In fairness, he also hasn’t looked like what some “” named as the sixth-worst backup QB in the entire league heading into the season. Which was? You guessed it: Cooper Rush.

Have we all forgotten that just a month ago, no other team in the league wanted this guy? The Cowboys (and the majority of their fanbase) were practically begging Will Grier to take the backup job from Rush in the preseason. Rush was terrible in those games. Grier just happened to be worse, so when he couldn’t push Rush off the roster, they naturally cut him, but the Cowboys’ front office was also so confident in the lack of interest from any other team in Rush, they cut him, too, leaving Prescott as the only QB on the roster for a time. Jerry and company knew Rush would clear waivers. The trickery bought them time to keep better coveted players like tackle Tyron Smith and wide receiver James Washington after final cuts long enough to put them on IR.

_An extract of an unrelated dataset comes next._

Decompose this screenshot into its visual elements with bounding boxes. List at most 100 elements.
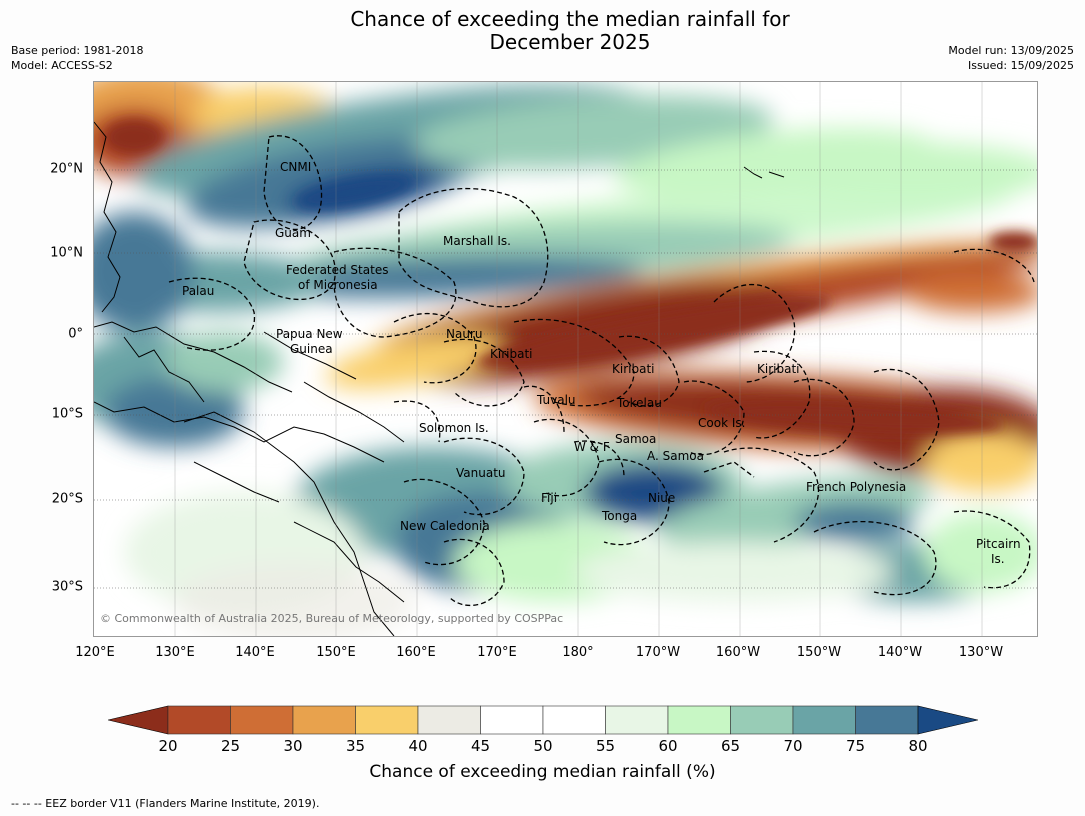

I can’t explain the difference between preseason Cooper Rush and in-season Cooper Rush, but let’s keep reality in focus along with the larger context. Rush has played well. He’s had a lot more help than Prescott had in Week 1. The O-line is pass protecting, the receivers have found their hands, and the running game is setting up nice play-action plays that make it easy for whomever’s QB. Ultimately, Rush has done exactly three things. Here are the first two, with No. 3 to come later: 1.) Rush has given Prescott time to fully heal before forcing himself back to save a failing season, and 2.) he’s likely made himself life-changingly wealthy. No team is going to throw $30M-a-year starter money at him (because he isn’t an NFL starter), but he could be looking at a nice $5M-a-year extension to continue backing up Dak. That’s more money per year than he’s made in his entire career combined to this point.

And 3.) Rush has proven that due to a truly great defense, finally the quarterback of this team doesn’t have to do it all himself. Dak, without the pressure of playing hero-ball as he has since his sophomore year, will make this team even better when he returns. Sorry, haters. It’s a fact. If you don’t believe me, then I have a few NFTs to sell you.